Okay. This blog comes to you from - well I don’t know where I am, actually - I’m up in the sky, somewhere over the Atlantic Ocean. There’s clouds outside, that’s all I can tell you.
I’m flying to Mexico, and then later to LA. It’s all part of the mysterious and difficult business of promoting a film.
Which presupposes a film; and that’s what I’m here to blog about. I’m directing Aardman’s latest stop-motion film. Obviously at this exact moment I’m not physically directing it, being on a plane somewhere over the Atlantic, but for the last half decade it’s been my project, my obsession, my albatross and my darling.
So, first things first. The film is called “The PIRATES!” – that much is certain. In the UK it has the subtitle “…In An Adventure With Scientists” while in America and much of the rest of the world it’s subtitled “Band Of Misfits”. Two titles, one film.
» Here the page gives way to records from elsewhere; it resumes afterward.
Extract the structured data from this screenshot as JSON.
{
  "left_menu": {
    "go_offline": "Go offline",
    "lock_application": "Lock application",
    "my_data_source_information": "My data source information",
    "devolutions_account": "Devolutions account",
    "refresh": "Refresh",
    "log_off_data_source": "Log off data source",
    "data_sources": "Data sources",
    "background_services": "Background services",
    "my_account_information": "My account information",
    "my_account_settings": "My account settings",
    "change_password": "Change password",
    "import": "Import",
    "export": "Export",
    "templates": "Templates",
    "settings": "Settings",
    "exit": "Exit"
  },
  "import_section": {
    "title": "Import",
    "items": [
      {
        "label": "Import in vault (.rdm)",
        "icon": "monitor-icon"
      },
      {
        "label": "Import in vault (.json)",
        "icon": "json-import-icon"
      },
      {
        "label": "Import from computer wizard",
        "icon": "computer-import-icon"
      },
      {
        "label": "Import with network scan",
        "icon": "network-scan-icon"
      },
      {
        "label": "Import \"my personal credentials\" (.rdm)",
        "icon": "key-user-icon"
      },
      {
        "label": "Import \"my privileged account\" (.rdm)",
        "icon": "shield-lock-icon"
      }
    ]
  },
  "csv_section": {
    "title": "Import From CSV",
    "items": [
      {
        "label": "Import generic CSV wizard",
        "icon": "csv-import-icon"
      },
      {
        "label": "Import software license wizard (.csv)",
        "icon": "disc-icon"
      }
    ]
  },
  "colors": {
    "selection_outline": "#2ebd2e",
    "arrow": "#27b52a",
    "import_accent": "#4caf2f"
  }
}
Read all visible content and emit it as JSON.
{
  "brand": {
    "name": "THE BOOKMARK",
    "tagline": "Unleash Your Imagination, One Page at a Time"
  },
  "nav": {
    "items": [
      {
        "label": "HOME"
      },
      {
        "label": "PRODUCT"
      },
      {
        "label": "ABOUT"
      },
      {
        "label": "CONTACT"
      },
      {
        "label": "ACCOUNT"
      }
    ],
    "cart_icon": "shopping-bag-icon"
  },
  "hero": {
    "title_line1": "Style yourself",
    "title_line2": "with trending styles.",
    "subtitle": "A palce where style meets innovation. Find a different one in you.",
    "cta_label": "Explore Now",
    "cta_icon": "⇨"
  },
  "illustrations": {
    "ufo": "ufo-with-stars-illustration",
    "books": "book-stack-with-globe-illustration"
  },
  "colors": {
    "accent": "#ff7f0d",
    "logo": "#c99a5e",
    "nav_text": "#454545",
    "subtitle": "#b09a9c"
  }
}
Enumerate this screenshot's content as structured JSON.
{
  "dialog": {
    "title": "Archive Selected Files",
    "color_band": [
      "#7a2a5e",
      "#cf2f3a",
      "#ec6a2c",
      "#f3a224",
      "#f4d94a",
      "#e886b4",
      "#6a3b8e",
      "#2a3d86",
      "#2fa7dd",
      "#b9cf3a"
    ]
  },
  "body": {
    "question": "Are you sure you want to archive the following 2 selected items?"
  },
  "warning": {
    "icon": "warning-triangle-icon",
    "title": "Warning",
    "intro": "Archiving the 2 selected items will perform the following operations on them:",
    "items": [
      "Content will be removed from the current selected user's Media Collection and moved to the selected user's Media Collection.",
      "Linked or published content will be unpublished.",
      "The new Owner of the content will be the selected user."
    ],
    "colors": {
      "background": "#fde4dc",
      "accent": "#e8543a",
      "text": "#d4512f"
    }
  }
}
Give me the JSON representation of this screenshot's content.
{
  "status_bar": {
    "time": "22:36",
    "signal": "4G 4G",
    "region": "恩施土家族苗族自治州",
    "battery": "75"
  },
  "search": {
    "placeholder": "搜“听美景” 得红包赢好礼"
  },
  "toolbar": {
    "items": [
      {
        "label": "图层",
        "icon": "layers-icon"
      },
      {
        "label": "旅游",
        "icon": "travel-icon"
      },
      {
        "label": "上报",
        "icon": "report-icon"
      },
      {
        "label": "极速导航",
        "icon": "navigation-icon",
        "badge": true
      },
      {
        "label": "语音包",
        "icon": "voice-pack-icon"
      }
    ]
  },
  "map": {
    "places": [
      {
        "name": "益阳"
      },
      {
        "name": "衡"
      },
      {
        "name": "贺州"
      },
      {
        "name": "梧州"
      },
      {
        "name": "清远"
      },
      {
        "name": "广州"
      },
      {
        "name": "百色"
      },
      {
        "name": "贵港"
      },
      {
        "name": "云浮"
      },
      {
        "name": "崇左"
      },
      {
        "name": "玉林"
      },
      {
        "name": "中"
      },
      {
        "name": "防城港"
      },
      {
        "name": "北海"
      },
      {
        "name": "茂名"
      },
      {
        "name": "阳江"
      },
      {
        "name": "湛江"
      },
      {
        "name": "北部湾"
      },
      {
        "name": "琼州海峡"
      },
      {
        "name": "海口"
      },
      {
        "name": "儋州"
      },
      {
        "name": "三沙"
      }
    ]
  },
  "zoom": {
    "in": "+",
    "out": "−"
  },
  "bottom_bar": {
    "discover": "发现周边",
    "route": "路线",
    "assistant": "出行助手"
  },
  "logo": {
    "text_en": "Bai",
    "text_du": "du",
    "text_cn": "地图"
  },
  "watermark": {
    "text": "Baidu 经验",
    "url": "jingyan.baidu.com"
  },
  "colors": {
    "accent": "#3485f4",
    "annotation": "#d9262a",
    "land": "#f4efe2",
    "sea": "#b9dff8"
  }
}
But the important bit, the bit that won’t change - cling on to this - is “The PIRATES!”.
When I mentioned our latest stop-motion film I specified the technique because we’re actively producing two animated films at almost the same time. As well as my project, The Pirates! Sarah Smith is directing Arthur Christmas, a fully CG animated film, which is being made mostly in LA. Making two films simultaneously, I can officially tell you, is incredibly ambitious – possibly bonkers. Nothing like it has ever been done in Britain before.
The Pirates! In An Adventure With Scientists all started with the book of that name by a monstrously talented young author called Gideon Defoe. It’s short, it’s mischievous, it’s absurd and it’s hilariously funny. When I read books it seldom occurs to me to adapt them into films – my mind doesn’t work that way, but with the Pirates it was different. I was instantly charmed, quickly decided there was a film in there, and then quicker still to nab it for myself.
That was a very long time ago. I’m going to say four and a half years – it’s probably longer. The fact is that when The PIRATES! finally gets to a multiplex near you it’ll be over five years in the making.
Please don’t feel sorry for me. This is perfectly normal. It really is. Most animated movies take at least five years from beginning to end. A few are made quicker, many take much longer, and many a live-action movie takes just as long. So it may be ridiculous. But at least it’s normally ridiculous.
The creation of a movie at Aardman starts with two or three people in a room, drinking tea and chucking ideas around. It peaks four and a half years later with 350 or more people, working as hard and as fast as they can – long hours, weekends, a fair amount of stress – every person and every fibre of their creative energy focused on bringing it to the Big Screen.
This is going to be what you might call a classic Aardman film – I mean it’s stop-motion, puppet animation – call it what you will. It’s a traditional technique that’s been around for a century now, but we’re doing very new and delightful things with it. I hope you’ll manage to look at some of the ‘making of’ material that we’re doing – certainly I’ve been tweeting some glimpses behind the scenes - because the way the film is made, the artistry and the craft, is really very special and spectacular.
Well there’s so much to say. This is only the smallest of starts. But as the cabin crew are wielding scones and tea, I’ll sign off for now.
livila Posted on Saturday July 23, 2011, 03:20
Can't wait to see it. Trailer is excellent!
nickG Posted on Saturday July 23, 2011, 15:54
Great trailer and Aardman are synonymous with quality story-telling. Personally I've got a bit of pirate-fatigue at the moment what with Disney's little efforts in recent years, but I have faith that Aardman will offer a lot more substance.